La Commission électorale nationale indépendante (CENI) a réagi au message des évêques de la Conférence épiscopale nationale du Congo du 16 janvier, dans lequel ils affirment que les scrutins du 20 décembre dernier ont été «une catastrophe électorale».
Dans un communiqué, la Centrale électorale a tenu à rappeler d’abord que « la critique est aisée mais l’art est difficile». Elle affirme, par ailleurs, qu’il est injuste que la CENCO puisse lui imputer exclusivement des cas de fraude et de corruption ayant émaillé les élections.

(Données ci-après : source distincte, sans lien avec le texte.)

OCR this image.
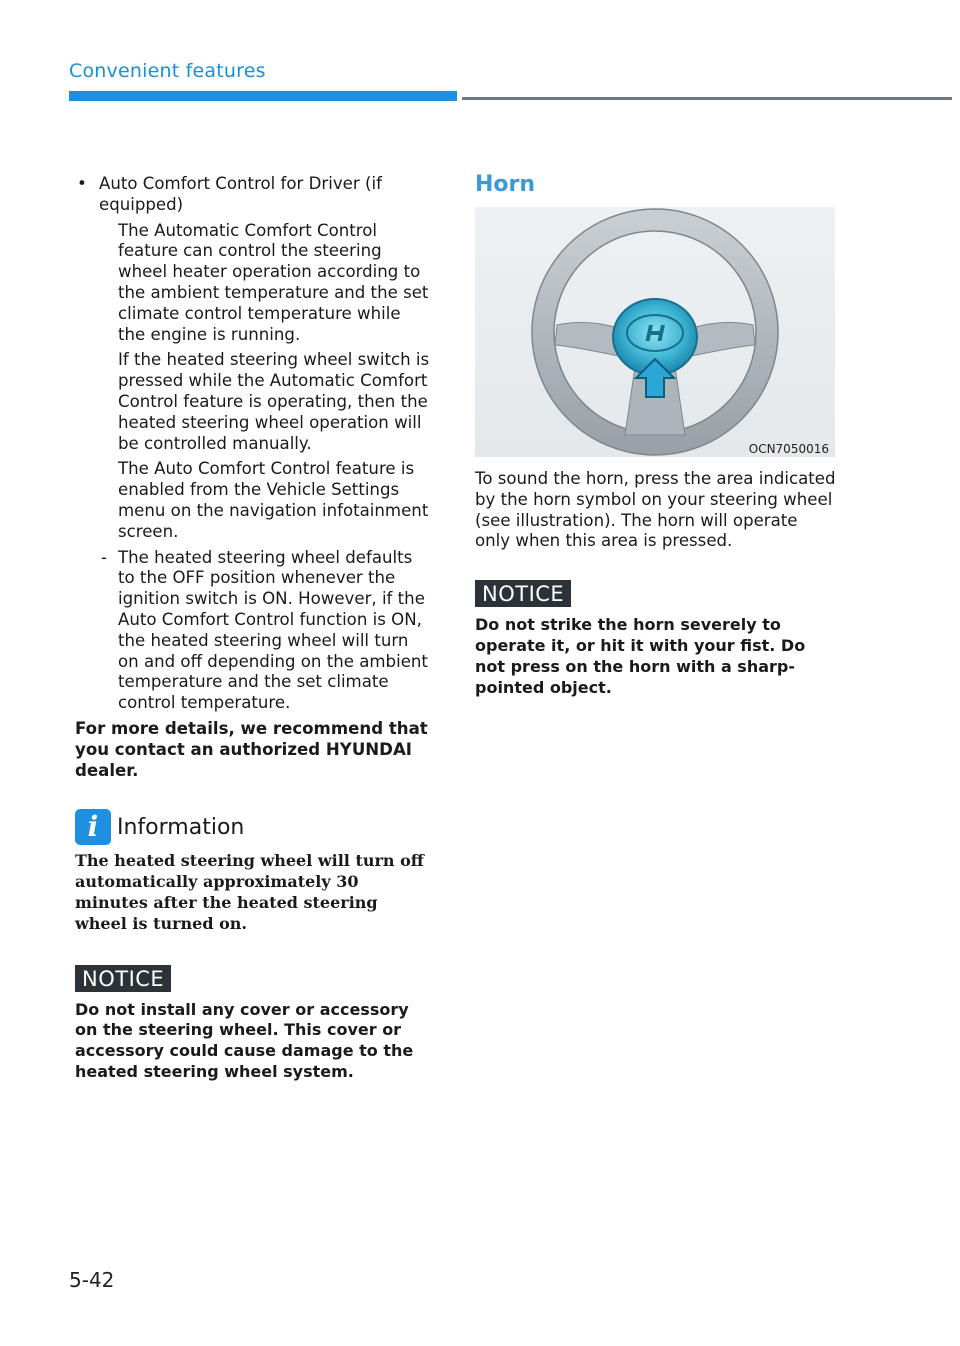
Convenient features
• Auto Comfort Control for Driver (if equipped)
The Automatic Comfort Control feature can control the steering wheel heater operation according to the ambient temperature and the set climate control temperature while the engine is running.
If the heated steering wheel switch is pressed while the Automatic Comfort Control feature is operating, then the heated steering wheel operation will be controlled manually.
The Auto Comfort Control feature is enabled from the Vehicle Settings menu on the navigation infotainment screen.
- The heated steering wheel defaults to the OFF position whenever the ignition switch is ON. However, if the Auto Comfort Control function is ON, the heated steering wheel will turn on and off depending on the ambient temperature and the set climate control temperature.
For more details, we recommend that you contact an authorized HYUNDAI dealer.
i Information
The heated steering wheel will turn off automatically approximately 30 minutes after the heated steering wheel is turned on.
NOTICE
Do not install any cover or accessory on the steering wheel. This cover or accessory could cause damage to the heated steering wheel system.
Horn
OCN7050016
To sound the horn, press the area indicated by the horn symbol on your steering wheel (see illustration). The horn will operate only when this area is pressed.
NOTICE
Do not strike the horn severely to operate it, or hit it with your fist. Do not press on the horn with a sharp-pointed object.
5-42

«Avant d’être des faits matériels, la fraude et la corruption, deux concepts qui transparaissent en filigrane dans le message de la CENCO, sont des actes délibérés qui relèvent fondamentalement de l’éthique et de la morale. Il est injuste que la CENCO puisse allègrement les imputer exclusivement au pouvoir organisateur des élections en RDC dans une situation où il est clairement établi qu’au lieu d’être organisatrice de ces actes répréhensibles, la CENI a été victime de comportements et d’agissements de certains acteurs bien identifiés dans notre société», peut-on lire dans ce communiqué.
La CENI se réjouit, cependant, d’avoir, pour la première fois, diligenté «les enquêtes et prendre des sanctions exemplaires contre les délinquants électoraux, notamment les candidats, les autorités politico-administratives ainsi que son personnel».
Après deux jours de travail sur l’évaluation des élections, les évêques de la CENCO ont évoqué la découverte d’un nombre impressionnant de votes parallèles avec les machines à voter trouvées chez des particuliers.
Selon les prélats catholiques, «la CENI devrait s’interroger sur son rôle dans cet imbroglio, car c’est elle qui a le contrôle exclusif de toutes ces machines et elle ne s’est jamais plainte d’un vol quelconque de son matériel».
«La CENI, indique-t-elle dans ledit communiqué, note, pour la toute première fois, et même si c’est de manière délibérément voilée, la CENCO ne remet pas en doute les résultats provisoires à l’élection du Président de la République annoncés par la CENI en ce qu’elle s’engage à accompagner le vainqueur dans son ultime second mandat. Ce fait, loin d’être anodin, est l’une des preuves indéniables et évidentes du travail extraordinaire accompli par la CENI avec la publication graduelle des résultats aux différents scrutins au centre des opérations et des résultats Bosolo, avec tous les détails y afférents et cela dans la transparence la plus totale».